# Excel Macro ausführen ohne dass sich Excel öffnet



## JavaBernd (31. August 2010)

Hallo Zusammen,

ich verwende ein Excel-Macro um automatisiert Werte in ein Sheet eintragen zu lassen und die Datei dann unter einem anderen Namen abzuspeichern. Mein Macro wird beim öffnen durch das open-event direkt ausgeführt (wenn eine spezielle Umgebungsvariable gesetzt ist) und schließt das Fenster danach auch wieder. Das funktioniert alles wunderbar. 

Mein Problem... bzw. meine Frage: Ist es möglich, und wenn ja, wie, das Macro auszuführen, ohne dass sich Excel öffnet (also das Fenster aufgeht)?
Das stört schon ziemlich, vor allem, weil es als Automatisierung einer Benutzereingabe gedacht ist... Und Benutzer sehen nicht gerne ein auf- und danach schnell zugehendes Excel-Sheet.
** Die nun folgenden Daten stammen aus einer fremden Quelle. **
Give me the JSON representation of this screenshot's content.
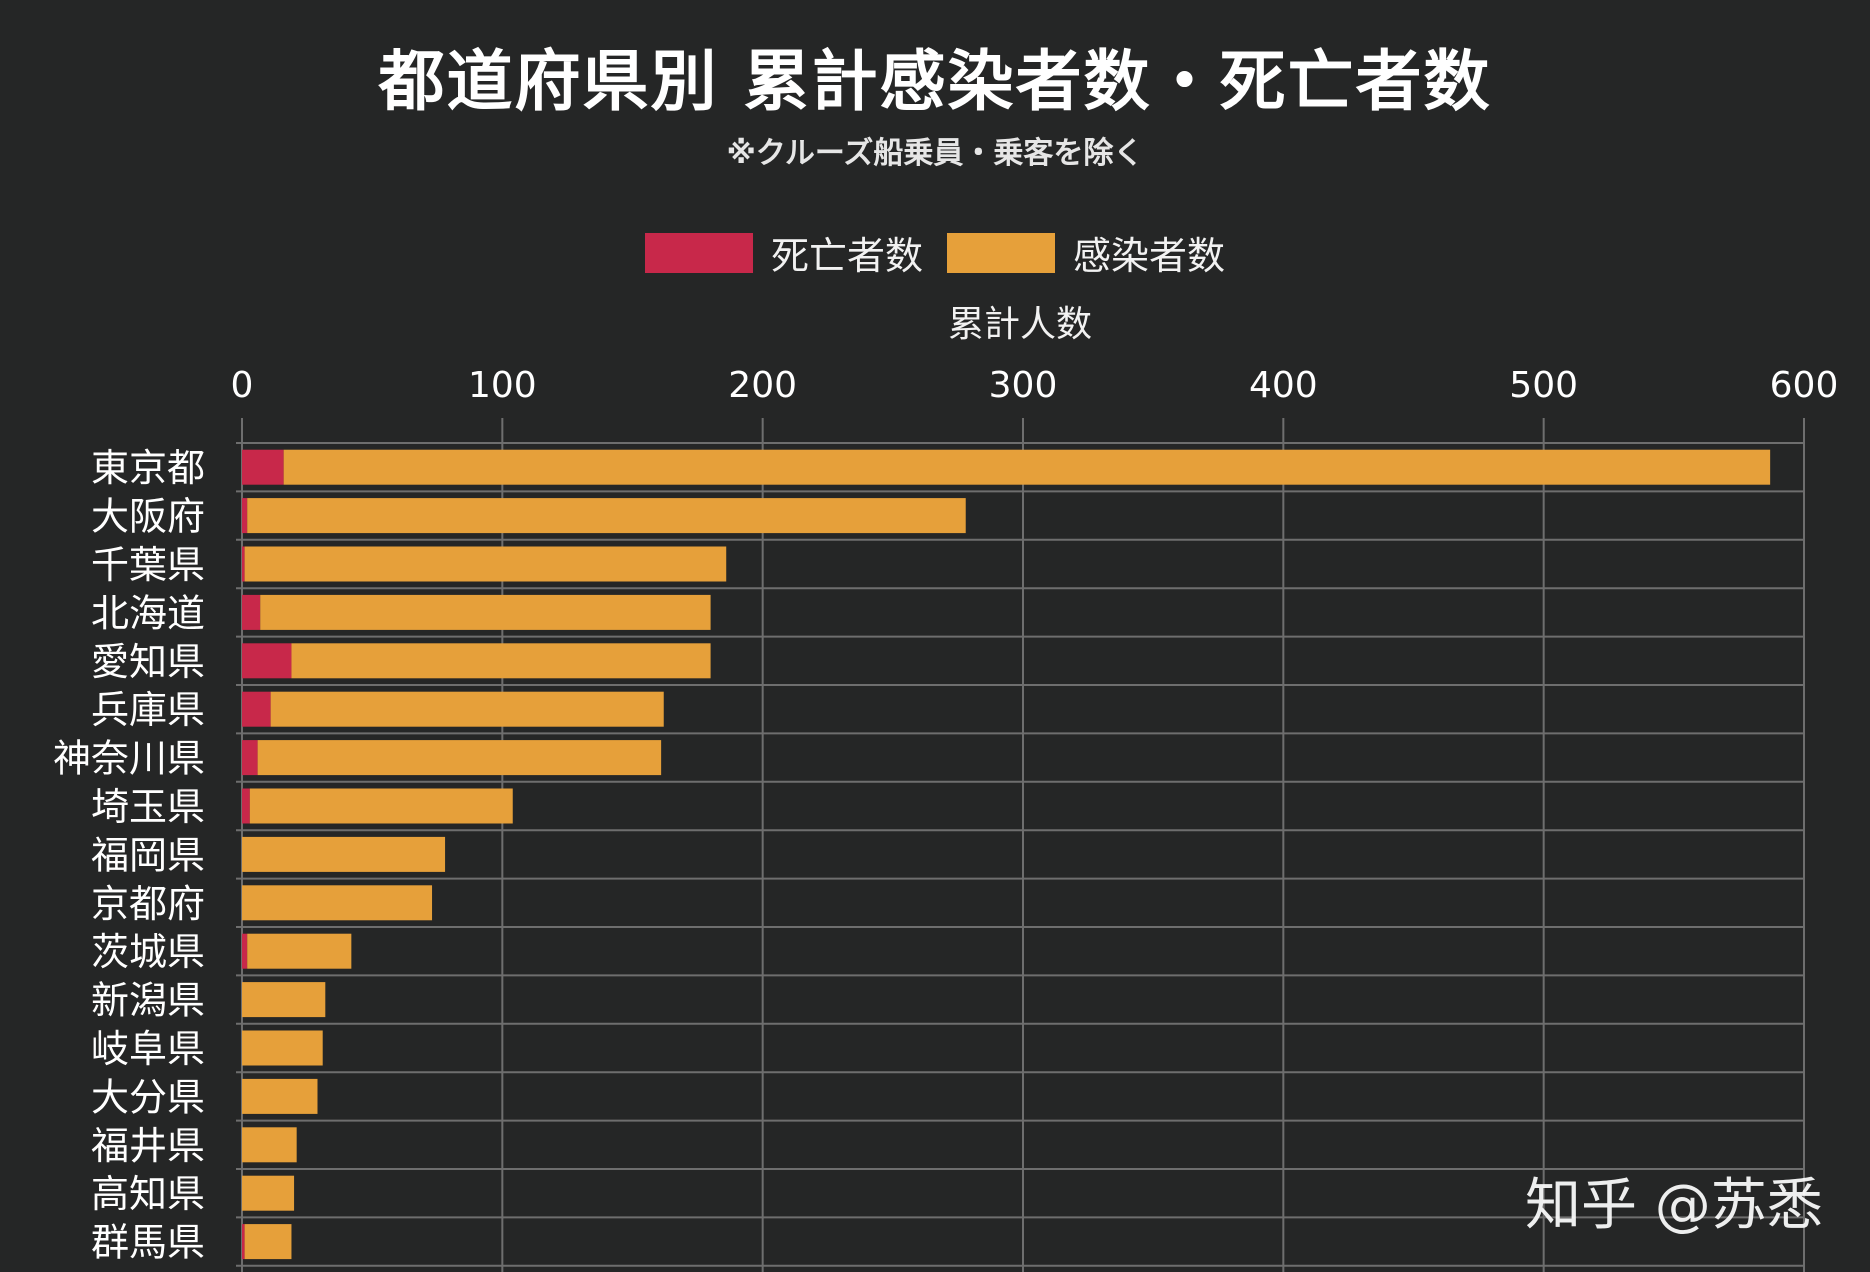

Vielen Dank für Eure Hilfe!
JavaBernd


----------



## tombe (31. August 2010)

Schau mal ob du mit Application.Visible = True/False gleich zu Beginn bzw. am Ende des Makros etwas machen kannst.


----------



## Yaslaw (31. August 2010)

Oder lagere das ganz in vbscript aus. Dann hast du eine Scriptdatei die das ganze aussführt un darin kannst du die Applikation als visible=false setzen


----------



## JavaBernd (31. August 2010)

Hallo Zusammen,

Application.Visible=False verkürzt  zwar die Zeit, die Excel angezeigt wird um einiges.. aber ein Aufflackern ist immer noch da.
Die Idee mit VBScript klingt gut. Ich werd mal nach Code suchen und es ausprobieren.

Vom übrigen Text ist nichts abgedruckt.